With admirable and determined positivity, James Corden and the Late, Late Show released a Les Mis-themed video last night, bidding a fond adieu to the Trump era. It was a coup — if you’ll forgive the word — de théatre. Corden and his team are well-versed in the well-oiled machinery of the viral video. And this one was no exception.
The Les Misérables number 'One Day More' was transposed from its original setting on the eve of the 1832 Paris Uprising to the eve of the departure of Trump, plucked as he was by helicopter like a thorn from the lion’s paw of American democracy after four short, limping years. It was neatly done.
‘No more days of angry Tweets (Cuz this time he’s banned for good) […] Biden better change the sheets (Maybe throw away the bed?)’ exulted cast members of the currently mothballed Broadway production. ‘We won’t wear a mask/That’s our given right/At your Trader Joe’s/We’ll start a viral fight’ chimed in a pair of red-hatted Maga ‘crazies’.
The effect of exuberant and unalloyed celebration, of finality, was palpable.
As a comedian with zero musical talent or any other secondary skills to resort to, I will just bitterly observe that the actual video is powerful and affecting for the same reasons that parody songs culled from stage shows always are — because you’ve taken a much-loved chunk of the most emotionally manipulative art form there is, musical theatre, and made up a few new words. The magic is baked into the music. The genius of Claude-Michel Schönberg could be adapted to sell carpet cleaner and you would still feel emotionally compelled to comply.
This version might have been about Trump, but the song is really about what it’s always been about — rekindling your hope and belief that tomorrow can be different.
But while Biden may have an enormous task ahead, who could begrudge half the country for thinking, with relief, that things might now gradually normalise? That the world might stop openly laughing at them? That Vladimir Putin might now have to indulge in one last fond chuckle, dab at the corners of his mouth with his monogrammed napkin, put away his secret stash of kompromat and engage once more in his nation’s traditional scorpion dance with the USA?
But the fact is, despite all the heady jubilation, I suspect comedians like Corden will miss Trump when he’s gone. What will they laugh about without him in office? How will they sustain the OMG count that kept their monologues fuelled? They might have to start turning their comedic lens onto members of their own political camp — which is no mean feat after an era where the comedy pretty much wrote itself.
Indeed, the liberal media has been one of the biggest winners from the Trump administration. The New York Times, which had been failing by many important criteria since the start of the century, saw a significant uptick during the Trump era — doubling its digital revenue in four years to over $800 million (£586 million), at the end of 2019. Other such titles benefited too — as did Facebook and Twitter of course. The rush from legacy media to blame social and vice versa will continue, no doubt, but all have done quite nicely from Trumpageddon.

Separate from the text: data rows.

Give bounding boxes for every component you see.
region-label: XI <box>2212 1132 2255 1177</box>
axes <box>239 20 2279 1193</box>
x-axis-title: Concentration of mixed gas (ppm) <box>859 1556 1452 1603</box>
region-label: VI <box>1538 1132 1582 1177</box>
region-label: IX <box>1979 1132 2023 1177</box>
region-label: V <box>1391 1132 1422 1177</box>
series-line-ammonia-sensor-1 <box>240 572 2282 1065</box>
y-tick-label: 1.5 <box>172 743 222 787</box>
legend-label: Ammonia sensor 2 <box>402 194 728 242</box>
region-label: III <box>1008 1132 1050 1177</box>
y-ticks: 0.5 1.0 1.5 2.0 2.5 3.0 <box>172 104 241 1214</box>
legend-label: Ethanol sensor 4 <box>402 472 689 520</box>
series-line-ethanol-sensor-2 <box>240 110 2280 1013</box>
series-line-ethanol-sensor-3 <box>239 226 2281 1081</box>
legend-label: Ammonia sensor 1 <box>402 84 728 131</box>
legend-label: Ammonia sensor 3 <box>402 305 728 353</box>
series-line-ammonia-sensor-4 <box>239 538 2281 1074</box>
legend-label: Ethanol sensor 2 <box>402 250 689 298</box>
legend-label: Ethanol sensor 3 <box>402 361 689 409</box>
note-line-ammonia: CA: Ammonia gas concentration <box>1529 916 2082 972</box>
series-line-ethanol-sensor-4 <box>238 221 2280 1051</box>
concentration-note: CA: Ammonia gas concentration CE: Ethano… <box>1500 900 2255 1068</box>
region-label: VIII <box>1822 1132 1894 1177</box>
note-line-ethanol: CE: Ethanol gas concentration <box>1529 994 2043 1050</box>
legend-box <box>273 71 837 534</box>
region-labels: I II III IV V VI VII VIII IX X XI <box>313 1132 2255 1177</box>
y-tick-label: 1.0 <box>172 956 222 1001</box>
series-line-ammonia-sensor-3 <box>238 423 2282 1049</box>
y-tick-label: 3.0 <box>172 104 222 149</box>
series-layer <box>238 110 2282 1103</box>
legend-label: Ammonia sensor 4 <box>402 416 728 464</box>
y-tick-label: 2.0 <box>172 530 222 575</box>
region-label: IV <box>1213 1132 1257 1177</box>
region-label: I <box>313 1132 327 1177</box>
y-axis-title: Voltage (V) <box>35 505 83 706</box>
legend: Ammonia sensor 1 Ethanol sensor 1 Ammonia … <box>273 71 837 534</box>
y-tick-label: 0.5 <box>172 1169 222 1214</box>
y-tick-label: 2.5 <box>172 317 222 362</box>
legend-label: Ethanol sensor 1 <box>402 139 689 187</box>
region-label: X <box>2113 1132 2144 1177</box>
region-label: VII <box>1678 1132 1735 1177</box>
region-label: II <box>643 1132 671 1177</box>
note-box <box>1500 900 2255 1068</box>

Talk shows especially benefited from the Trump Bounce (if that becomes a branded hair care product, for men looking for that Alpha Chad Quiff later in life, remember where you saw it first). Such shows have always thrived on a big brash buffoon of a target, a fall guy on the biggest stage possible, an administration run as if it was the spit-balling for a new Judd Apatow screenplay. Studio audiences are there to generate 'clapter' and applause, rather than the silently crinkled eyes of actual amusement and so the comedy has to be as brash as the target itself. That is what Corden is apparently delighted to see fly off — orange on orange — into the sunset.
But he may come to regret what he wished for. Perhaps pre-Tricky Dicky was right when he made the sour observation in 1962 that the press would miss him when he was gone, because 'you won't have Nixon to kick around anymore'.